Jay Russo of developer the Michaels Organization, said his company's research showed a market among young professionals for smaller living, that, when combined with a complimentary shuttle bus to the JFK/UMass Red Line station and Logan Airport and a Blue Bikes station should prove quite attractive to that set.

The studios, along with 88 one-bedroom units and 28 two-bedroom units will sit in a building with two wings, one five stories, the other six, with a view on one side towards Dorchester Bay. The building will have 136 parking spaces. The side of the complex facing the Expressway and a planned bike path will have an "art mural wall."

The mayor's office and the office of Councilor Frank Baker supported the proposal. The BPDA board had earlier approved the project.

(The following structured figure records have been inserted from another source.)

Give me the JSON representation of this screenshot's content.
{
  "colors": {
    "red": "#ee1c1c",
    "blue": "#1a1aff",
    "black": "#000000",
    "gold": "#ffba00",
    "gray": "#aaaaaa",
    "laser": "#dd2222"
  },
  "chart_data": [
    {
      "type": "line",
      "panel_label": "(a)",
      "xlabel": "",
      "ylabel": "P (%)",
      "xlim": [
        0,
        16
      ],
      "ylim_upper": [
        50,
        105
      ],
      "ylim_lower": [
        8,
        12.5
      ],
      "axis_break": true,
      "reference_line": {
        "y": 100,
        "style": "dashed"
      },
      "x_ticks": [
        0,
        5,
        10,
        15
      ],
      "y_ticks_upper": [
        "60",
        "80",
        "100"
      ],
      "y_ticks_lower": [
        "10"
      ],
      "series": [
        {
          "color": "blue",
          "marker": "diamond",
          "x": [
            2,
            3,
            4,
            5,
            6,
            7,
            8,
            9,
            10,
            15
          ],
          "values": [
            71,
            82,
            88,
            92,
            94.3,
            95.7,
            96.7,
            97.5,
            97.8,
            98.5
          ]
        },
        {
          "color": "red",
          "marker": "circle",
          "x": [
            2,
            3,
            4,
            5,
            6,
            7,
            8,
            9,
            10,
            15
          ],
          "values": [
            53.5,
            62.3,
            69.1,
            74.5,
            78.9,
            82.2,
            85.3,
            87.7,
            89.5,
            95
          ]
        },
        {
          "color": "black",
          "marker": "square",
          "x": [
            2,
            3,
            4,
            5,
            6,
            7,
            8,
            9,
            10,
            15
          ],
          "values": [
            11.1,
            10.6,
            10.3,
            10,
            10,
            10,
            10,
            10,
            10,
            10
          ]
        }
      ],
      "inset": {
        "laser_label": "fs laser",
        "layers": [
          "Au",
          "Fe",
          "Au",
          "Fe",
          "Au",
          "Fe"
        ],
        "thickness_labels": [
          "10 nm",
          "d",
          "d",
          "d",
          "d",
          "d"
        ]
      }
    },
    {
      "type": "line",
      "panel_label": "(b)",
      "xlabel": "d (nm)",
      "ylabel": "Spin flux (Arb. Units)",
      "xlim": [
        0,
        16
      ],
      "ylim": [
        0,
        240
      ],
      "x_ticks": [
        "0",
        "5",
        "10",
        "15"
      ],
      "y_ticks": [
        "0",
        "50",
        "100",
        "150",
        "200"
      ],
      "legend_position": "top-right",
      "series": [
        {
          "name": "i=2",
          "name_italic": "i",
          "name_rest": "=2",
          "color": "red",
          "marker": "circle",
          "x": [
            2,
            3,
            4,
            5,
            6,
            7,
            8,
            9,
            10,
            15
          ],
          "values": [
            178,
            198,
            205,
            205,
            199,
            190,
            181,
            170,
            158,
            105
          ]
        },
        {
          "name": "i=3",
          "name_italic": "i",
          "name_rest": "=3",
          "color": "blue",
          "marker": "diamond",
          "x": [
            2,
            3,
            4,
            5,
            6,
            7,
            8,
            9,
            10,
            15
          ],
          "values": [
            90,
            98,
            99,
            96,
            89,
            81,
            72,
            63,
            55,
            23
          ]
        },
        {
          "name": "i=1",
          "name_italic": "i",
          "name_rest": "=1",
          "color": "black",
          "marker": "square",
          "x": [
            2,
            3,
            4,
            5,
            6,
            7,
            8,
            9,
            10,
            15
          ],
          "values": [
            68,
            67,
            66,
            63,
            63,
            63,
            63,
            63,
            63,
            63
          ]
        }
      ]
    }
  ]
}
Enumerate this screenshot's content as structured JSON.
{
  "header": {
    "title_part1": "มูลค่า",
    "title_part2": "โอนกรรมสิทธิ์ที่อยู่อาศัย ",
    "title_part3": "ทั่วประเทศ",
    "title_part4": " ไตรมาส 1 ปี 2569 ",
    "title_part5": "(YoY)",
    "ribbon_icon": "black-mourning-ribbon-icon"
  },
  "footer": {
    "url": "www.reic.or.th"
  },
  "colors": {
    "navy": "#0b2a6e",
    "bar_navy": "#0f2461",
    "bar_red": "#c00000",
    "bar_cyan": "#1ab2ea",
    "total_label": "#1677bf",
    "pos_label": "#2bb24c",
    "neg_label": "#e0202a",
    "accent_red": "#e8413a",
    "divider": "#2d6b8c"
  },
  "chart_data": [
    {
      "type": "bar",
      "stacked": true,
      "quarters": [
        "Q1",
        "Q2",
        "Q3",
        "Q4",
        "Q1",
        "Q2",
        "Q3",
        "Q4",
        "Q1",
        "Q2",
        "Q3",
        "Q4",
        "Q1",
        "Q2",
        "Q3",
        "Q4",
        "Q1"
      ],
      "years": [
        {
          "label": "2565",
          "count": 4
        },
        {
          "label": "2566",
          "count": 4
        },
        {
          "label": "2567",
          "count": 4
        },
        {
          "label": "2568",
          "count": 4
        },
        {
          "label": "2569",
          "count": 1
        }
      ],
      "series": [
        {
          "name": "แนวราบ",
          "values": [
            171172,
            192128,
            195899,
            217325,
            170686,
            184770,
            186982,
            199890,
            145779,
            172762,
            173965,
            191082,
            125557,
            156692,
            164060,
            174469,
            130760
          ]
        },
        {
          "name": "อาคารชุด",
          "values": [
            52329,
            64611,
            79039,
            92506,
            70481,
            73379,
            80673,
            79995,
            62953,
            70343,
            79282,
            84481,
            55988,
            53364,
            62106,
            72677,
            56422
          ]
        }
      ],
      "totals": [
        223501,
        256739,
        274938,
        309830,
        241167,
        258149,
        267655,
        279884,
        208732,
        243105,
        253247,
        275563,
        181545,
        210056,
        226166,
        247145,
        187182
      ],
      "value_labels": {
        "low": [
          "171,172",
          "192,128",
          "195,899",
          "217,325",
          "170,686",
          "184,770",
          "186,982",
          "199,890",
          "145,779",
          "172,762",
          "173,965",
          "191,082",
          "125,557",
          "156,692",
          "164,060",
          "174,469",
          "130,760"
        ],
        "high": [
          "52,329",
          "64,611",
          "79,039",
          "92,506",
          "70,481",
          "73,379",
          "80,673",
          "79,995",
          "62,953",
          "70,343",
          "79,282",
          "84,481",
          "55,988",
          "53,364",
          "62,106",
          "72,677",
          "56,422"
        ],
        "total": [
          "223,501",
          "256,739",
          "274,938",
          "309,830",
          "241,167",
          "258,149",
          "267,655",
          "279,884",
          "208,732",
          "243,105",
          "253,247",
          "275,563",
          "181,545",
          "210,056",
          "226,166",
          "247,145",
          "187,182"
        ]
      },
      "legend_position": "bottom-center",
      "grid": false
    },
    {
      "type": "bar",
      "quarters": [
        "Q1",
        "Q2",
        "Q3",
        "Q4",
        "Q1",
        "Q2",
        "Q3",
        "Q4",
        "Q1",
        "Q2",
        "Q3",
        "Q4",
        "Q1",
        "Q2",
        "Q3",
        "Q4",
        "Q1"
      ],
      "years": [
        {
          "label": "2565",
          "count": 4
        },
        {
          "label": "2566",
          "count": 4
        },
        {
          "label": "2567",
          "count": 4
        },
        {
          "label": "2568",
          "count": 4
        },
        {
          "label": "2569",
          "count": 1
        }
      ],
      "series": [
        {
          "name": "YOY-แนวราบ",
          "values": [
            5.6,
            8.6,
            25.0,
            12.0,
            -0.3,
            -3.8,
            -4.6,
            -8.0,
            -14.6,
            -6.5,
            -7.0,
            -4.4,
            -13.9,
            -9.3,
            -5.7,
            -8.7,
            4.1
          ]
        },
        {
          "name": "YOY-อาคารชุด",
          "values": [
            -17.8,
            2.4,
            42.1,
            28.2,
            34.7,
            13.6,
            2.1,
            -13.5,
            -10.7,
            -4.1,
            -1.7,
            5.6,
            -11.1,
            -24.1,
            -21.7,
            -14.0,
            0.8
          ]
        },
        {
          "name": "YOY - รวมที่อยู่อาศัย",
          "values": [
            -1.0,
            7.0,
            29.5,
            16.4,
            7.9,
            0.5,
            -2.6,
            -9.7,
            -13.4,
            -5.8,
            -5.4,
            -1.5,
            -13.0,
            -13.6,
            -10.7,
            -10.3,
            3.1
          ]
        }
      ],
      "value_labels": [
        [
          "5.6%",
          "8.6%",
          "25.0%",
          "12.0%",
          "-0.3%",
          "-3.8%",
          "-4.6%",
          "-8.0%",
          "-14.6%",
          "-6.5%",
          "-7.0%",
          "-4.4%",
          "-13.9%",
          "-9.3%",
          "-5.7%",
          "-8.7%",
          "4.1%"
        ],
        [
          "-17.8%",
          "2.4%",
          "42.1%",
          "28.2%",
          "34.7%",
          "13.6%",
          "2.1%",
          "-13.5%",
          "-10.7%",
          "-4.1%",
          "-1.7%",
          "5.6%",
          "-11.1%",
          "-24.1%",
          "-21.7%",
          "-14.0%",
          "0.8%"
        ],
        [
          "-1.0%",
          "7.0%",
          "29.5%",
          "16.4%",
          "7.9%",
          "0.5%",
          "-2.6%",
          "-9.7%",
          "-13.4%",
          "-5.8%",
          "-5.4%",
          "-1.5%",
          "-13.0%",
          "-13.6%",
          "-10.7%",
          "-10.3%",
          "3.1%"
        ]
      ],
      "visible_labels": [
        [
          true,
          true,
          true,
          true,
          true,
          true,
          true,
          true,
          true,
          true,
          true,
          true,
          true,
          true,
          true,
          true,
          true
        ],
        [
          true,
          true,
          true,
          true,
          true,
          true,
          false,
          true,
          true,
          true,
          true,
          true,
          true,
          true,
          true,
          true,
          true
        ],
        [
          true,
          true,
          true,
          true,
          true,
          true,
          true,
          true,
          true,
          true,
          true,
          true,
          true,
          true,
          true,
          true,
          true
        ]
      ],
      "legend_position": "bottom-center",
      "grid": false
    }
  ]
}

One person who opposed the project was Maria Lyons, who served on the advisory board the BPDA set up for the project. She said that Dorchester is already cut off form its waterfront by the Southeast Expressway, Morrissey Boulevard and the train tracks and that the zoning board was setting a bad precedent that could lead to a wall of buildings that would just further cut off the neighborhood from its eponymous bay.

Lyons actually spoke after the board voted unanimously to approve the project, due to an apparent snafu with its Webex online conferencing system, in which nobody noticed Lyons had her virtual hand up until she began complaining loudly verbally. However, the board did not change its vote after she did speak.